Project Lungisela: Supporting youth transitioning out of care
Lungisela is the Xhosa word for "prepare" as this programme prepares young people, who have grown up in children's homes for the transition out of state care. This happens through personal development processes, life skills workshops, one-on-one mentoring, wilderness therapy camps, skills training, work readiness support, internships, job placement and accommodation support. The programme works with these young people for one year before they turn 18 and need to leave the Children's Home, and offers them on-going support once they have returned to the community. Without this level of support, many would return to lives on the street.
An estimated 50 young people are reached through the programme annually, receiving life skills, one-on-one mentoring, camps, education and accommodation support, as well as job opportunities.
“Project Lugisela is a powerful project that helped me and others to grow and be responsible for our lives. With all their support, I am now responsible for my life. I thank Project Lungisela and Mamelani for making me who I am today” - participant, now employed as a chef at the Cape Peninsula Hotel.

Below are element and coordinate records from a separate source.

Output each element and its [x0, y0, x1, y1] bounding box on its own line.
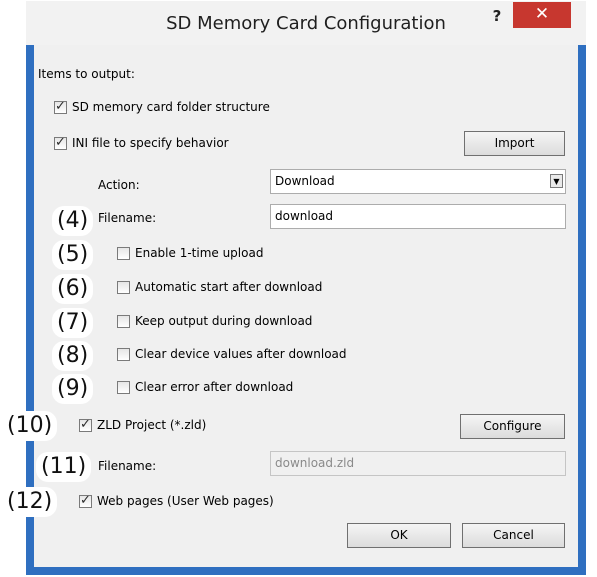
ini-file-label: INI file to specify behavior — [72, 136, 229, 150]
close-button[interactable]: ✕ — [513, 2, 571, 28]
help-icon[interactable]: ? — [484, 7, 510, 25]
filename-label: Filename: — [98, 211, 157, 225]
action-selected-value: Download — [275, 174, 335, 188]
zld-project-checkbox[interactable] — [79, 417, 92, 432]
sd-folder-checkbox[interactable] — [54, 99, 67, 114]
action-label: Action: — [98, 178, 140, 192]
sd-folder-label: SD memory card folder structure — [72, 100, 270, 114]
zld-filename-label: Filename: — [98, 459, 157, 473]
keep-output-checkbox[interactable] — [117, 315, 130, 328]
auto-start-label: Automatic start after download — [135, 280, 323, 294]
import-button[interactable]: Import — [464, 131, 565, 156]
callout-7: (7) — [52, 308, 94, 338]
chevron-down-icon[interactable]: ▼ — [550, 174, 563, 188]
filename-input[interactable]: download — [270, 204, 566, 229]
callout-10: (10) — [2, 411, 58, 441]
web-pages-checkbox[interactable] — [79, 493, 92, 508]
items-to-output-label: Items to output: — [38, 67, 135, 81]
keep-output-label: Keep output during download — [135, 314, 313, 328]
clear-device-checkbox[interactable] — [117, 348, 130, 361]
clear-device-label: Clear device values after download — [135, 347, 347, 361]
ini-file-checkbox[interactable] — [54, 135, 67, 150]
cancel-button[interactable]: Cancel — [462, 523, 565, 548]
title-bar: SD Memory Card Configuration ? ✕ — [26, 1, 586, 45]
sd-card-config-dialog: SD Memory Card Configuration ? ✕ Items t… — [26, 1, 586, 575]
clear-error-checkbox[interactable] — [117, 381, 130, 394]
callout-9: (9) — [52, 374, 94, 404]
web-pages-label: Web pages (User Web pages) — [97, 494, 274, 508]
configure-button[interactable]: Configure — [460, 414, 565, 439]
callout-12: (12) — [2, 487, 58, 517]
callout-11: (11) — [36, 452, 92, 482]
action-select[interactable]: Download ▼ — [270, 169, 566, 194]
callout-8: (8) — [52, 341, 94, 371]
auto-start-checkbox[interactable] — [117, 281, 130, 294]
dialog-client-area: Items to output: SD memory card folder s… — [34, 45, 578, 567]
zld-filename-input[interactable]: download.zld — [270, 451, 566, 476]
callout-4: (4) — [52, 206, 94, 236]
zld-project-label: ZLD Project (*.zld) — [97, 418, 207, 432]
enable-upload-checkbox[interactable] — [117, 247, 130, 260]
clear-error-label: Clear error after download — [135, 380, 294, 394]
enable-upload-label: Enable 1-time upload — [135, 246, 264, 260]
callout-6: (6) — [52, 274, 94, 304]
callout-5: (5) — [52, 240, 94, 270]
ok-button[interactable]: OK — [347, 523, 451, 548]
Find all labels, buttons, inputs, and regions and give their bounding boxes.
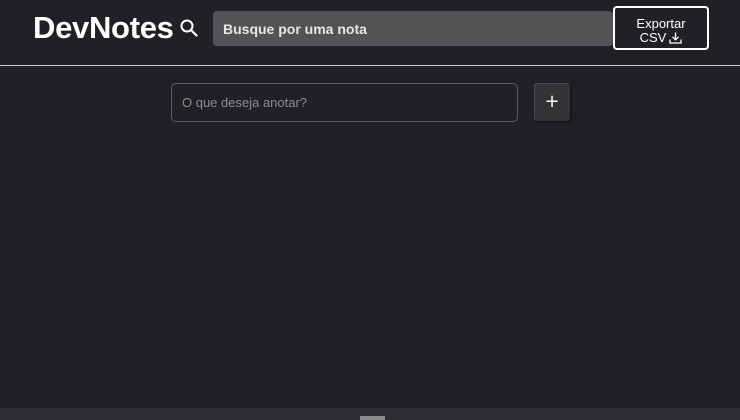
download-icon	[669, 32, 683, 44]
search-input[interactable]	[213, 11, 613, 46]
app-header: DevNotes Exportar CSV	[0, 0, 740, 66]
search-icon[interactable]	[180, 19, 198, 37]
note-input[interactable]	[171, 83, 518, 122]
export-label-line2-wrap: CSV	[615, 31, 707, 45]
app-page: DevNotes Exportar CSV +	[0, 0, 740, 420]
app-logo: DevNotes	[33, 10, 174, 45]
add-note-button[interactable]: +	[534, 83, 570, 121]
export-csv-button[interactable]: Exportar CSV	[613, 6, 709, 50]
export-label-line2: CSV	[639, 30, 667, 45]
bottom-handle[interactable]	[360, 416, 385, 420]
export-label-line1: Exportar	[636, 16, 686, 31]
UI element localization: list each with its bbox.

3. CHILD AND FAMILY SUPPORT PROGRAMME:
Many of the poorest inhabitants of the Western Cape live in informal settlements on the outskirts of Cape Town. For decades, many people living within these settlements have not accessed education and many remain unskilled, resulting in widespread unemployment and poverty, which manifests as apathy and substance abuse in the community. Alcohol and drug abuse leads to conflict within families and resulting high levels of trauma and stress for adults and children living in these overcrowded homes.
Children living under these conditions experience the harsh realities of poverty and the associated problems of crime, HIV/Aids, substance abuse and neglect on a daily basis. Living in situations where there is little or no income, adult supervision or access to basic education or support services, many young people suffer from low self-esteem and have great difficulty developing a sense of self-worth and purpose. These circumstances place them at risk of being abused and exploited and extremely vulnerable to the lure of gangsterism and crime. Many young people who find themselves in these situations drop out of school.
The Child and Family Support Programme
The objective of the programme is to provide emotional and material support to vulnerable school-going children who are struggling either socially, emotionally and/or academically. Learners who are seen to be struggling are called in to see the social worker. In many cases, the children's issues are symptoms of problems at home. Family members are then called in to receive counselling.
Approximately 200 children and families receive counselling and support as a result of this programme.
"I am writing this letter to thank you for your help with my children. Since meeting you, my family is stronger than before. And for this, I will never forget you. I have gained deep knowledge about many things that I did not know before. Today, my future is bright because of you." feedback from parent.